In the excitement of the battle the Colfax did not notice the wound, but still galloped from point to point over the field delivering orders. Some Hessian soldiers, who had been taken prisoners, saw the blood streaming from his side and into his boot, and gleefully exclaimed, "Mein Gott! de Captain is wounded again." As he kept on in the fight some of his own men saw the blood flow and cried to him, "Captain! the blood is running out of your boot!" Looking down, he noticed his condition for the first time and recognized that it must be serious, and rode over toward the field hospital. Dr. Ledyard looked at the wound and bade him go at once into the hospital, and stay in, the latter order being needed to keep Colfax indoors. The excitement over, the wounded Colfax succumbed to the loss of blood and grew faint and weak as a child. After hurriedly examining and dressing the injury, Dr. Ledyard subsequently asked, "Do you want to be cured quickly, or to let this thing linger along?" To which the Captain replied, "As quickly as possible." The surgeon promptly applied the bistouri, tore the wound open and dressed it, whereupon it soon healed. However, recovery was attended by an eruption of boils, covering Colfax from head to heels. Washington, seeing the state of his captain, told him, "You are in a deplorable condition; I will give you a furlough that you may go home till you recover." Colfax persisted in staying with the army till they went into winter quarters at Morristown, in the winter of 1779–1780. During that season he went home to Connecticut on horseback through snow in March so deep that he rode over the fence-tops. He returned greatly improved in health, and was with the army till the close of the war.

==American Revolution==
While the American army was encamped at Valley Forge, Washington issued an order, dated March 17, 1778, directing that "one hundred chosen men are to be annexed to the Guard of the Commander in-Chief, for the purpose of forming a corps, to be instructed in the manoeuvres necessary to be introduced into the Army, and to serve as a model for the execution of them." Colfax succeeded Caleb Gibbs on January 1, 1781, as captain (by Washington's appointment) of his Life Guard until September 5, 1783, having gone on furlough in July. During his service in the Life Guard, Colfax was promoted from second lieutenant to first lieutenant, and then finally to captain in April 1783. Colfax was present at the Surrender of Lord Cornwallis, at Yorktown and permitted by Washington to occupy a prominent position, on horseback, near Washington. According to Connecticut records, he served in the Continental Army until January 1, 1780. Colfax retired from the army on November 3, 1783.

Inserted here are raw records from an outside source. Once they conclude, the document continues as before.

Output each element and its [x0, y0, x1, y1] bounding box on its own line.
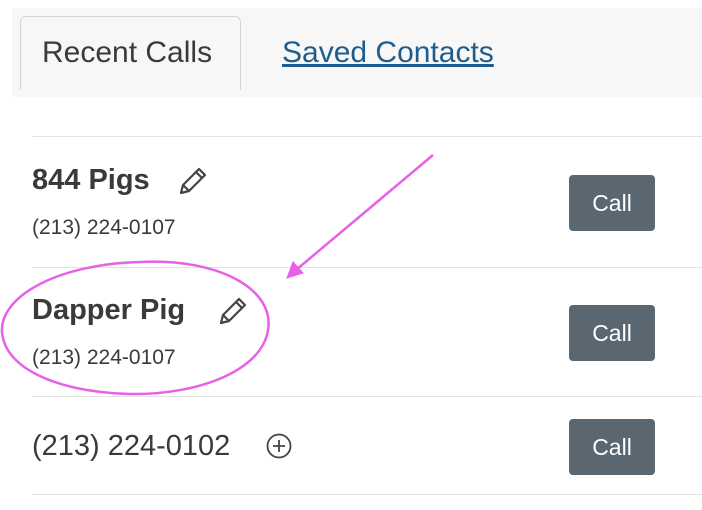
pencil-icon[interactable] — [216, 294, 250, 333]
divider — [32, 396, 702, 397]
divider — [32, 267, 702, 268]
call-button[interactable]: Call — [569, 175, 655, 231]
divider — [32, 494, 702, 495]
tab-saved-contacts[interactable]: Saved Contacts — [282, 38, 494, 68]
contact-name: Dapper Pig — [32, 294, 186, 326]
call-button[interactable]: Call — [569, 419, 655, 475]
annotation-arrow — [286, 154, 434, 279]
contact-name: 844 Pigs — [32, 164, 150, 196]
divider — [32, 136, 702, 137]
contact-phone: (213) 224-0107 — [32, 216, 176, 239]
pencil-icon[interactable] — [176, 164, 210, 203]
contact-phone: (213) 224-0107 — [32, 346, 176, 369]
call-button[interactable]: Call — [569, 305, 655, 361]
tab-recent-calls-label: Recent Calls — [42, 36, 213, 69]
unknown-number: (213) 224-0102 — [32, 430, 231, 462]
plus-circle-icon[interactable] — [265, 432, 293, 465]
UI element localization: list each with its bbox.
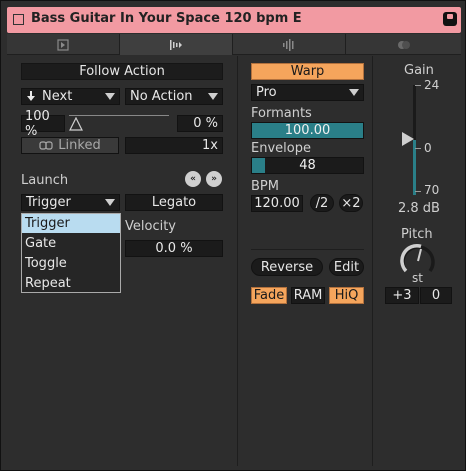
- follow-action-a-dropdown[interactable]: Next: [21, 88, 120, 105]
- panel-divider: [237, 56, 238, 466]
- follow-action-b-dropdown[interactable]: No Action: [125, 88, 223, 105]
- clip-color-icon[interactable]: [13, 14, 24, 25]
- panel-divider: [372, 56, 373, 466]
- warp-mode-value: Pro: [256, 85, 277, 100]
- hiq-button[interactable]: HiQ: [329, 287, 364, 304]
- ram-button[interactable]: RAM: [291, 287, 325, 304]
- half-tempo-button[interactable]: /2: [310, 194, 334, 212]
- tick-mark: [415, 148, 421, 149]
- follow-action-multiplier[interactable]: 1x: [125, 137, 223, 154]
- legato-button[interactable]: Legato: [125, 194, 223, 211]
- menu-item-repeat[interactable]: Repeat: [22, 274, 120, 293]
- chance-b-field[interactable]: 0 %: [177, 115, 223, 132]
- divider: [251, 249, 364, 250]
- sample-tab[interactable]: [120, 34, 233, 55]
- clip-square-icon: [57, 38, 69, 51]
- formants-slider[interactable]: 100.00: [251, 122, 364, 139]
- gain-min-label: 70: [424, 183, 440, 197]
- tick-mark: [415, 191, 421, 192]
- nudge-back-icon[interactable]: «: [185, 171, 201, 187]
- envelope-slider[interactable]: 48: [251, 157, 364, 174]
- envelope-label: Envelope: [251, 141, 311, 156]
- tick-mark: [415, 85, 421, 86]
- menu-item-trigger[interactable]: Trigger: [22, 214, 120, 233]
- gain-fader-thumb-icon[interactable]: [401, 131, 415, 147]
- clip-title-bar[interactable]: Bass Guitar In Your Space 120 bpm E: [7, 7, 461, 33]
- velocity-label: Velocity: [125, 219, 176, 234]
- formants-value: 100.00: [284, 123, 331, 138]
- pitch-semitones-field[interactable]: +3: [385, 287, 419, 304]
- save-icon[interactable]: [443, 12, 457, 26]
- launch-mode-value: Trigger: [26, 195, 71, 210]
- gain-value: 2.8 dB: [398, 201, 440, 216]
- follow-action-a-value: Next: [42, 89, 73, 104]
- menu-item-toggle[interactable]: Toggle: [22, 254, 120, 273]
- envelope-value: 48: [299, 158, 316, 173]
- clip-view-window: Bass Guitar In Your Space 120 bpm E Foll…: [0, 0, 466, 471]
- envelope-tab[interactable]: [346, 34, 461, 55]
- edit-button[interactable]: Edit: [329, 258, 364, 276]
- warp-button[interactable]: Warp: [251, 63, 364, 80]
- launch-mode-dropdown[interactable]: Trigger: [21, 194, 120, 211]
- pitch-label: Pitch: [401, 227, 433, 242]
- envelope-icon: [397, 40, 410, 49]
- reverse-button[interactable]: Reverse: [251, 258, 323, 276]
- clip-tabs: [7, 34, 461, 55]
- fade-button[interactable]: Fade: [251, 287, 287, 304]
- launch-label: Launch: [21, 173, 69, 188]
- launch-mode-menu: Trigger Gate Toggle Repeat: [21, 213, 121, 293]
- linked-button[interactable]: Linked: [21, 137, 119, 154]
- formants-label: Formants: [251, 106, 312, 121]
- chevron-down-icon: [105, 199, 115, 206]
- chevron-down-icon: [349, 89, 359, 96]
- follow-action-b-value: No Action: [130, 89, 193, 104]
- velocity-field[interactable]: 0.0 %: [125, 240, 223, 257]
- bpm-label: BPM: [251, 179, 279, 194]
- menu-item-gate[interactable]: Gate: [22, 234, 120, 253]
- gain-fader[interactable]: [402, 85, 422, 195]
- pitch-cents-field[interactable]: 0: [420, 287, 452, 304]
- clip-tab[interactable]: [7, 34, 120, 55]
- link-icon: [39, 141, 53, 150]
- linked-label: Linked: [58, 138, 101, 153]
- warp-mode-dropdown[interactable]: Pro: [251, 84, 364, 101]
- pitch-unit-label: st: [412, 271, 423, 285]
- sample-waveform-icon: [170, 39, 182, 50]
- chevron-down-icon: [105, 93, 115, 100]
- follow-action-header: Follow Action: [21, 63, 223, 80]
- chance-a-field[interactable]: 100 %: [21, 109, 65, 139]
- double-tempo-button[interactable]: ×2: [339, 194, 363, 212]
- audio-waveform-icon: [283, 38, 294, 51]
- audio-tab[interactable]: [233, 34, 346, 55]
- clip-title: Bass Guitar In Your Space 120 bpm E: [31, 11, 302, 26]
- bpm-field[interactable]: 120.00: [251, 195, 303, 212]
- gain-label: Gain: [404, 63, 434, 78]
- arrow-down-icon: [27, 91, 35, 101]
- chance-slider[interactable]: [69, 115, 169, 132]
- nudge-forward-icon[interactable]: »: [206, 171, 222, 187]
- gain-zero-label: 0: [424, 141, 432, 155]
- slider-thumb-icon[interactable]: [69, 117, 83, 131]
- gain-max-label: 24: [424, 78, 440, 92]
- chevron-down-icon: [208, 93, 218, 100]
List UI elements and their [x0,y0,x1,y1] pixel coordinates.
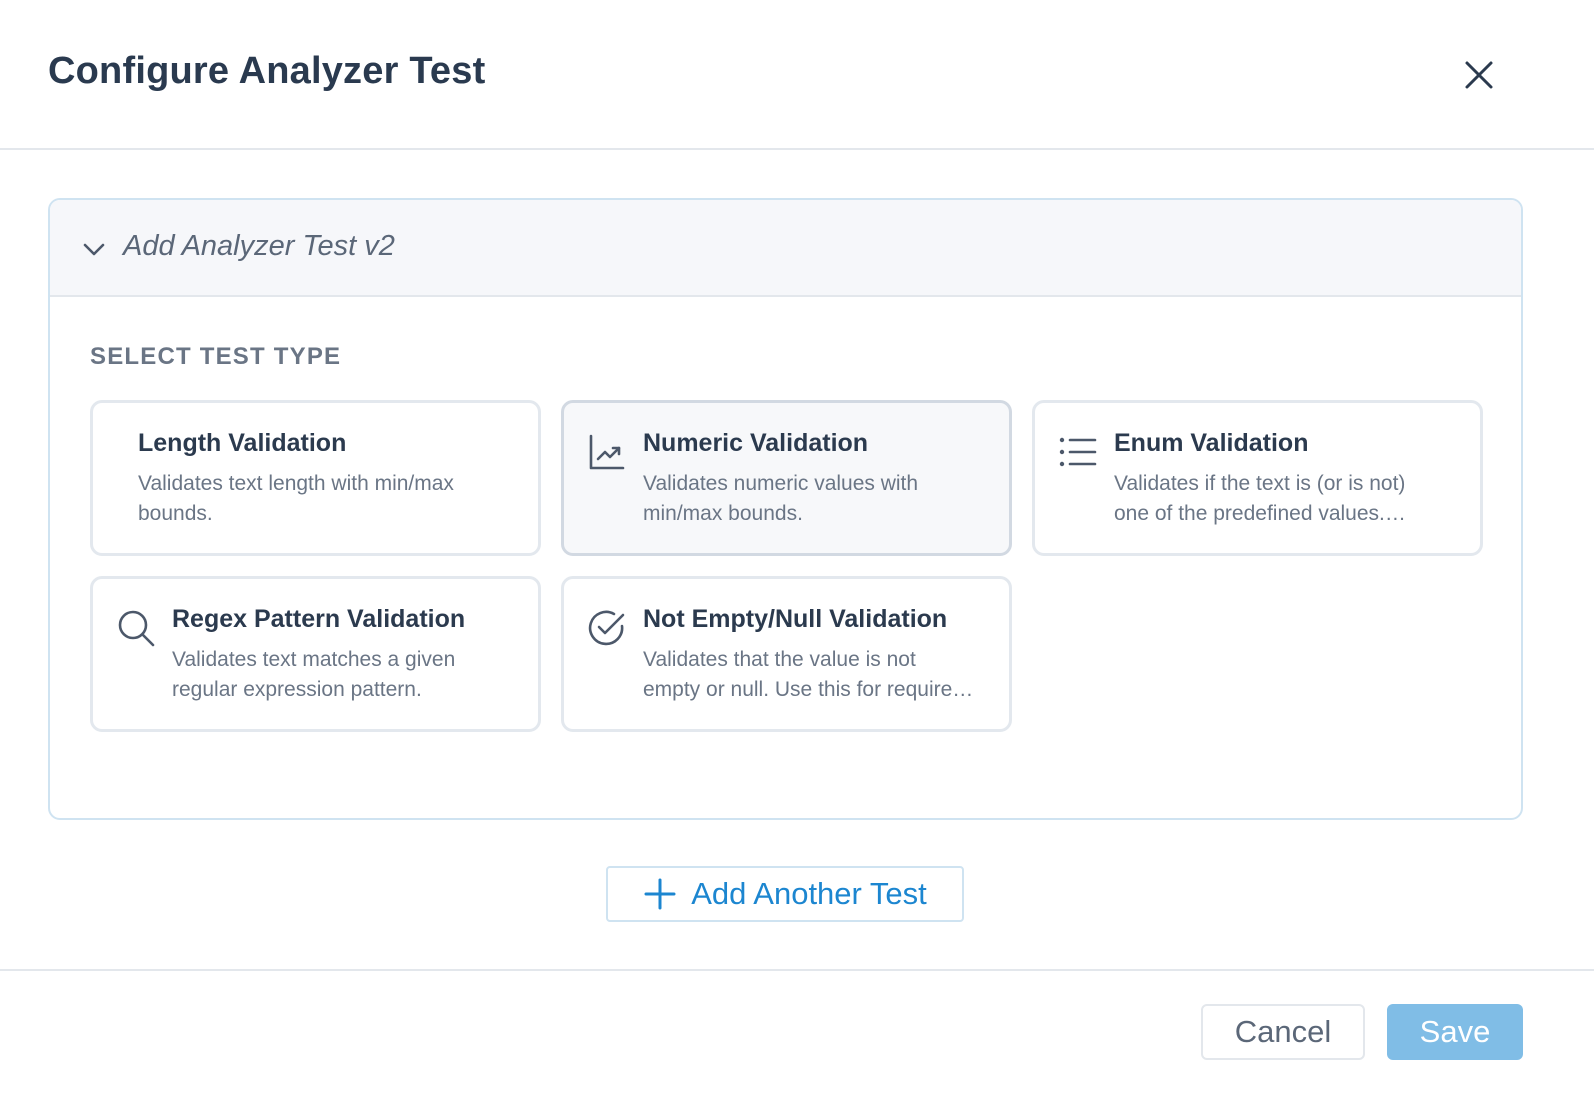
modal-title: Configure Analyzer Test [48,50,486,92]
close-button[interactable] [1456,52,1502,98]
search-icon [115,607,157,649]
chevron-down-icon[interactable] [80,235,108,263]
list-icon [1057,431,1099,473]
panel-title: Add Analyzer Test v2 [123,230,395,262]
card-description: Validates text length with min/max bound… [138,472,454,525]
cancel-button[interactable]: Cancel [1201,1004,1365,1060]
card-description-line-2: one of the predefined values.… [1114,502,1406,525]
card-description-line-1: Validates that the value is not [643,648,916,671]
modal-header: Configure Analyzer Test [0,0,1594,150]
test-type-card-numeric[interactable]: Numeric Validation Validates numeric val… [561,400,1012,556]
section-label: SELECT TEST TYPE [90,343,342,370]
card-title: Regex Pattern Validation [172,605,466,633]
card-description-line-2: empty or null. Use this for require… [643,678,974,701]
add-another-test-button[interactable]: Add Another Test [606,866,964,922]
card-description-line-1: Validates if the text is (or is not) [1114,472,1406,495]
card-title: Not Empty/Null Validation [643,605,948,633]
chart-line-icon [586,431,628,473]
add-another-test-label: Add Another Test [691,876,927,911]
modal-footer: Cancel Save [0,969,1594,1104]
test-type-card-not-empty[interactable]: Not Empty/Null Validation Validates that… [561,576,1012,732]
card-description: Validates text matches a given regular e… [172,648,456,701]
plus-icon [644,878,676,910]
panel-header[interactable]: Add Analyzer Test v2 [50,200,1521,297]
card-title: Numeric Validation [643,429,869,457]
analyzer-test-panel: Add Analyzer Test v2 SELECT TEST TYPE Le… [48,198,1523,820]
card-title: Enum Validation [1114,429,1309,457]
test-type-card-regex[interactable]: Regex Pattern Validation Validates text … [90,576,541,732]
save-button[interactable]: Save [1387,1004,1523,1060]
close-icon [1465,61,1493,89]
test-type-card-enum[interactable]: Enum Validation Validates if the text is… [1032,400,1483,556]
test-type-card-length[interactable]: Length Validation Validates text length … [90,400,541,556]
card-description: Validates numeric values with min/max bo… [643,472,919,525]
check-circle-icon [586,607,628,649]
card-title: Length Validation [138,429,347,457]
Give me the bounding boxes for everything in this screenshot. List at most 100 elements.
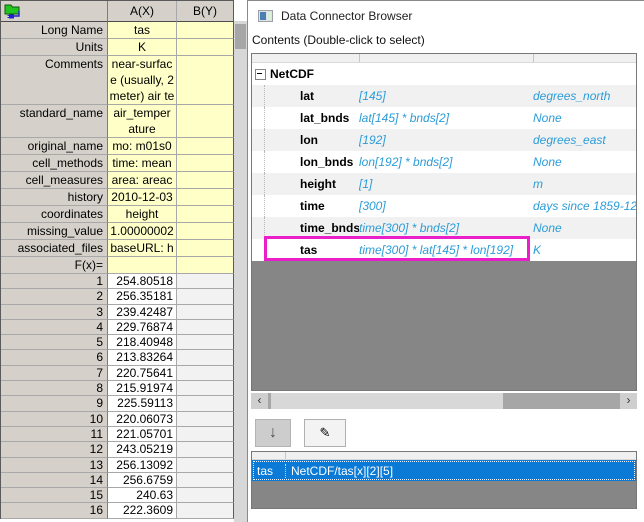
tree-item-tas[interactable]: tastime[300] * lat[145] * lon[192]K bbox=[252, 239, 636, 261]
row-number[interactable]: 11 bbox=[1, 427, 108, 442]
row-number[interactable]: 7 bbox=[1, 366, 108, 381]
cell-b[interactable] bbox=[177, 350, 234, 365]
cell-a[interactable]: 220.75641 bbox=[108, 366, 177, 381]
row-number[interactable]: 8 bbox=[1, 381, 108, 396]
tree-root-netcdf[interactable]: NetCDF bbox=[252, 63, 636, 85]
tree-item-lon_bnds[interactable]: lon_bndslon[192] * bnds[2]None bbox=[252, 151, 636, 173]
cell-b[interactable] bbox=[177, 381, 234, 396]
tree-item-time[interactable]: time[300]days since 1859-12-0 bbox=[252, 195, 636, 217]
row-number[interactable]: 2 bbox=[1, 289, 108, 304]
row-number[interactable]: 6 bbox=[1, 350, 108, 365]
cell-a[interactable]: area: areac bbox=[108, 172, 177, 189]
cell-b[interactable] bbox=[177, 458, 234, 473]
cell-b[interactable] bbox=[177, 473, 234, 488]
worksheet-vertical-scrollbar[interactable] bbox=[234, 21, 247, 522]
cell-b[interactable] bbox=[177, 257, 234, 274]
cell-a[interactable]: height bbox=[108, 206, 177, 223]
row-label[interactable]: cell_methods bbox=[1, 155, 108, 172]
cell-b[interactable] bbox=[177, 289, 234, 304]
cell-a[interactable]: 256.6759 bbox=[108, 473, 177, 488]
scrollbar-thumb[interactable] bbox=[271, 393, 503, 409]
cell-b[interactable] bbox=[177, 155, 234, 172]
cell-b[interactable] bbox=[177, 223, 234, 240]
horizontal-scrollbar[interactable]: ‹ › bbox=[251, 393, 637, 409]
cell-a[interactable]: baseURL: h bbox=[108, 240, 177, 257]
cell-a[interactable]: 243.05219 bbox=[108, 442, 177, 457]
cell-a[interactable]: 215.91974 bbox=[108, 381, 177, 396]
collapse-icon[interactable] bbox=[255, 69, 266, 80]
cell-a[interactable]: 220.06073 bbox=[108, 412, 177, 427]
row-label[interactable]: F(x)= bbox=[1, 257, 108, 274]
tree-item-lon[interactable]: lon[192]degrees_east bbox=[252, 129, 636, 151]
cell-b[interactable] bbox=[177, 189, 234, 206]
scrollbar-track[interactable] bbox=[268, 393, 620, 409]
row-number[interactable]: 3 bbox=[1, 305, 108, 320]
cell-a[interactable]: 222.3609 bbox=[108, 503, 177, 518]
cell-b[interactable] bbox=[177, 240, 234, 257]
column-header-a[interactable]: A(X) bbox=[108, 1, 177, 22]
row-number[interactable]: 13 bbox=[1, 458, 108, 473]
row-label[interactable]: standard_name bbox=[1, 105, 108, 138]
cell-a[interactable]: 225.59113 bbox=[108, 396, 177, 411]
cell-a[interactable]: time: mean bbox=[108, 155, 177, 172]
row-number[interactable]: 5 bbox=[1, 335, 108, 350]
selected-item-row[interactable]: tas NetCDF/tas[x][2][5] bbox=[252, 460, 636, 481]
tree-item-time_bnds[interactable]: time_bndstime[300] * bnds[2]None bbox=[252, 217, 636, 239]
cell-a[interactable]: 218.40948 bbox=[108, 335, 177, 350]
cell-a[interactable]: 1.00000002 bbox=[108, 223, 177, 240]
cell-b[interactable] bbox=[177, 503, 234, 518]
cell-b[interactable] bbox=[177, 206, 234, 223]
row-number[interactable]: 1 bbox=[1, 274, 108, 289]
worksheet-scrollbar-thumb[interactable] bbox=[235, 24, 246, 49]
row-label[interactable]: Comments bbox=[1, 56, 108, 105]
cell-a[interactable]: 254.80518 bbox=[108, 274, 177, 289]
cell-a[interactable]: air_temper ature bbox=[108, 105, 177, 138]
row-number[interactable]: 15 bbox=[1, 488, 108, 503]
cell-a[interactable]: 256.35181 bbox=[108, 289, 177, 304]
row-label[interactable]: coordinates bbox=[1, 206, 108, 223]
scroll-left-icon[interactable]: ‹ bbox=[251, 393, 268, 409]
cell-b[interactable] bbox=[177, 138, 234, 155]
cell-b[interactable] bbox=[177, 105, 234, 138]
row-number[interactable]: 9 bbox=[1, 396, 108, 411]
cell-a[interactable]: 256.13092 bbox=[108, 458, 177, 473]
cell-b[interactable] bbox=[177, 335, 234, 350]
add-selection-button[interactable]: ↓ bbox=[255, 419, 291, 447]
row-label[interactable]: history bbox=[1, 189, 108, 206]
cell-a[interactable]: 213.83264 bbox=[108, 350, 177, 365]
row-label[interactable]: associated_files bbox=[1, 240, 108, 257]
cell-b[interactable] bbox=[177, 39, 234, 56]
cell-a[interactable]: 240.63 bbox=[108, 488, 177, 503]
cell-a[interactable]: mo: m01s0 bbox=[108, 138, 177, 155]
cell-b[interactable] bbox=[177, 427, 234, 442]
tree-item-height[interactable]: height[1]m bbox=[252, 173, 636, 195]
cell-b[interactable] bbox=[177, 56, 234, 105]
cell-b[interactable] bbox=[177, 320, 234, 335]
cell-b[interactable] bbox=[177, 274, 234, 289]
cell-b[interactable] bbox=[177, 396, 234, 411]
cell-a[interactable]: 239.42487 bbox=[108, 305, 177, 320]
cell-b[interactable] bbox=[177, 442, 234, 457]
cell-b[interactable] bbox=[177, 412, 234, 427]
row-number[interactable]: 16 bbox=[1, 503, 108, 518]
cell-b[interactable] bbox=[177, 366, 234, 381]
cell-a[interactable]: 2010-12-03 bbox=[108, 189, 177, 206]
row-label[interactable]: missing_value bbox=[1, 223, 108, 240]
cell-a[interactable] bbox=[108, 257, 177, 274]
tree-item-lat_bnds[interactable]: lat_bndslat[145] * bnds[2]None bbox=[252, 107, 636, 129]
row-number[interactable]: 14 bbox=[1, 473, 108, 488]
cell-b[interactable] bbox=[177, 22, 234, 39]
row-label[interactable]: cell_measures bbox=[1, 172, 108, 189]
cell-a[interactable]: 229.76874 bbox=[108, 320, 177, 335]
column-header-b[interactable]: B(Y) bbox=[177, 1, 234, 22]
tree-item-lat[interactable]: lat[145]degrees_north bbox=[252, 85, 636, 107]
row-label[interactable]: Long Name bbox=[1, 22, 108, 39]
cell-a[interactable]: tas bbox=[108, 22, 177, 39]
cell-b[interactable] bbox=[177, 305, 234, 320]
worksheet-corner-cell[interactable] bbox=[1, 1, 108, 22]
row-number[interactable]: 10 bbox=[1, 412, 108, 427]
cell-b[interactable] bbox=[177, 172, 234, 189]
cell-b[interactable] bbox=[177, 488, 234, 503]
cell-a[interactable]: near-surfac e (usually, 2 meter) air te bbox=[108, 56, 177, 105]
scroll-right-icon[interactable]: › bbox=[620, 393, 637, 409]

He was appointed by the legislature to be a Justice of the Peace for the Court of Common Pleas of Bergen County for many years. He served in the New Jersey legislature from 1806–13, in the General Assembly (1806, 07, 09, 10, and 11) and the Legislative Council (1808, 12, and 13). In 1811 he was Brigadier-General of the Second Division of Infantry, Bergen Brigade where in the War of 1812 he had a command at Sandy Hook.

== Personal life ==
William was the fifth child born to George Colfax (born: December 25, 1727) and Lucy Avery (married April 13, 1749), who had a total of ten children. Colfax was about 5'-10" tall and weighed about 190-200 lbs. He had blue eyes, dark hair, and was clean shaven. His hair was powdered and worn in a queue, tied with a black ribbon, till his later years. He was married to Hester Schuyler, cousin of Philip Schuyler, of Pompton on August 27, 1783, together they had six children. Together they lived in Hester's inherited Schuyler-Colfax House in Wayne, New Jersey, which today is a museum. Their grandson was Schuyler Colfax, the 17th Vice President of the United States.

==Death==
William Colfax died after couple days of illness on September 9, 1838. The services were held in the Reformed Dutch Church at Pompton and were led by Reverend Isaac S. Demarest. He received full military honors, the Militia of Paterson and the whole town showed up. General Abraham Godwin and Colonel Cornelius G. Garrison commanded the martial music. Colfax was buried at his estate in Wayne, New Jersey.